Foto: Antonio Marcos Moreira Pedrosa
Devolvo-lhe aquilo que és. Não posso ficar com aquilo que não é meu, não me pertence. Se retiro-lhe do que és, deixas de ser o que sempre foi. Transforma-se em outro ser, outra história, uma outra vida que não é mais você. Não tenho o direito de arrancar-lhe de si mesmo, como quem arranca uma flor. Arrancada de uma roseira, murcha, seca, morre. O que era vida, já não volta a ser. Por isto, hoje, devolvo a você aquilo que de fato és. Não quero pedaço, nem folhas ou pétalas. Saberei, a partir deste momento, admirar e amar sua beleza tal qual sempre foi e esteve. Inteiro, vivo, completo. Saberei cuidar de você, sem rupturas, respeitando todas as fragilidades que tem e as fortalezas que ajudarei a preservar. Prometo não lhe roubar do que és, amar como a mim mesmo e a preservar a tua vida e história da maneira que você a construiu e que faremos juntos a partir de então.

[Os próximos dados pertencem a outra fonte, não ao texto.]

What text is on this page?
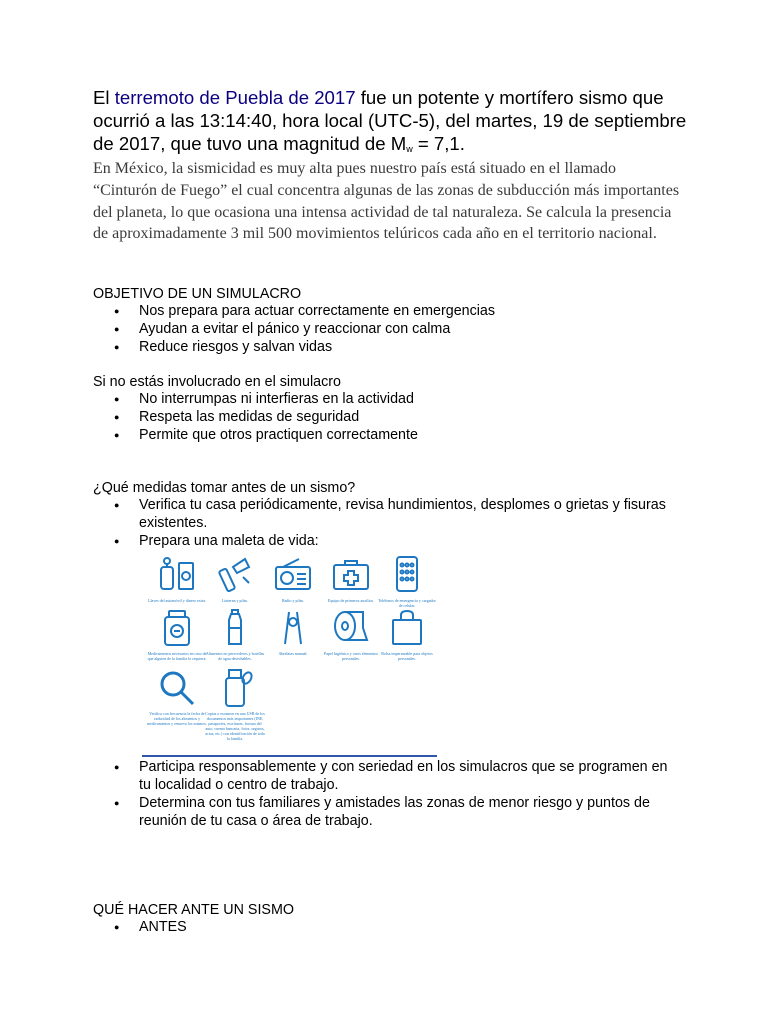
El terremoto de Puebla de 2017 fue un potente y mortífero sismo que ocurrió a las 13:14:40, hora local (UTC-5), del martes, 19 de septiembre de 2017, que tuvo una magnitud de $M_w = 7,1$.
En México, la sismicidad es muy alta pues nuestro país está situado en el llamado “Cinturón de Fuego” el cual concentra algunas de las zonas de subducción más importantes del planeta, lo que ocasiona una intensa actividad de tal naturaleza. Se calcula la presencia de aproximadamente 3 mil 500 movimientos telúricos cada año en el territorio nacional.
OBJETIVO DE UN SIMULACRO
● Nos prepara para actuar correctamente en emergencias
● Ayudan a evitar el pánico y reaccionar con calma
● Reduce riesgos y salvan vidas
Si no estás involucrado en el simulacro
● No interrumpas ni interfieras en la actividad
● Respeta las medidas de seguridad
● Permite que otros practiquen correctamente
¿Qué medidas tomar antes de un sismo?
● Verifica tu casa periódicamente, revisa hundimientos, desplomes o grietas y fisuras existentes.
● Prepara una maleta de vida:
Llaves del automóvil y dinero extra.	Linterna y pilas.	Radio y pilas.	Equipo de primeros auxilios.	Teléfonos de emergencia y cargador de celular.
Medicamentos necesarios en caso de que alguien de la familia lo requiera.
Alimentos no perecederos y botellas de agua desechables.
Abrelatas manual.	Papel higiénico y otros elementos personales.
Bolsa impermeable para objetos personales.
Verifica con frecuencia la fecha de caducidad de los alimentos y medicamentos y renueva los mismos.
Copias o escanear en una USB de los documentos más importantes (INE, pasaportes, escrituras, factura del auto, cuenta bancaria, fotos, seguros, actas, etc.) con identificación de toda la familia.
● Participa responsablemente y con seriedad en los simulacros que se programen en tu localidad o centro de trabajo.
● Determina con tus familiares y amistades las zonas de menor riesgo y puntos de reunión de tu casa o área de trabajo.
QUÉ HACER ANTE UN SISMO
● ANTES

segunda-feira, 5 de abril de 2010

A mala

Foto: Rosa Ribeiro
Andava com excesso de bagagem. Ninguém da alfândega apareceu, nos últimos 30 anos, para lhe punir ou questionar o que trazia na bagagem. Acredita que os excessos lhe eram necessários. Não sabia da inutilidade. Com pressa, não parou pra pensar. Recostava a bagagem vez ou outra no caminho, trocava de mão e seguia em frente. Dores na coluna, sentia. As dores nada mais eram que o ônus de seguir adiante com todo o fardo que lhe é cabível. A vida era assim, carregar karmas, pensava. E era preciso seguir em frente, sem deixar nada para trás. Seria pecado não dar conta de tudo aquilo que levava. E a mala seguia capenga, arrastada, esfolada, mas seguia junto ao seu corpo. Não importava se de ônibus, trem, avião ou mesmo a pé. Jogada de um lado para outro durante a trajetória, a mala mantinha-se travada com tudo o que havia lá dentro. O que havia ali, eu não sei. Mas não parecia fácil de carregar. Posso dizer isto pela forma com que ela anda, as pernas cansadas, os olhos fundos. A respiração ofegante revela o sufoco que a vida lhe traz. Era hora de parar em alguma estação, aproveitar o atraso do trem e rever a vida. Abrir a mala, revirar passado. Muita coisa poderia ser deixada para trás, pois já não fazia parte do futuro que lhe era reservado. Mas não havia tempo, não para ela. Andava demasiadamente apressada para prestar atenção a si mesmo. Mal sabia do quanto seu corpo era leve, do quanto suas pernas poderia caminhar e até onde era capaz de chegar se para trás deixasse a mala que sua vida havia se tornado.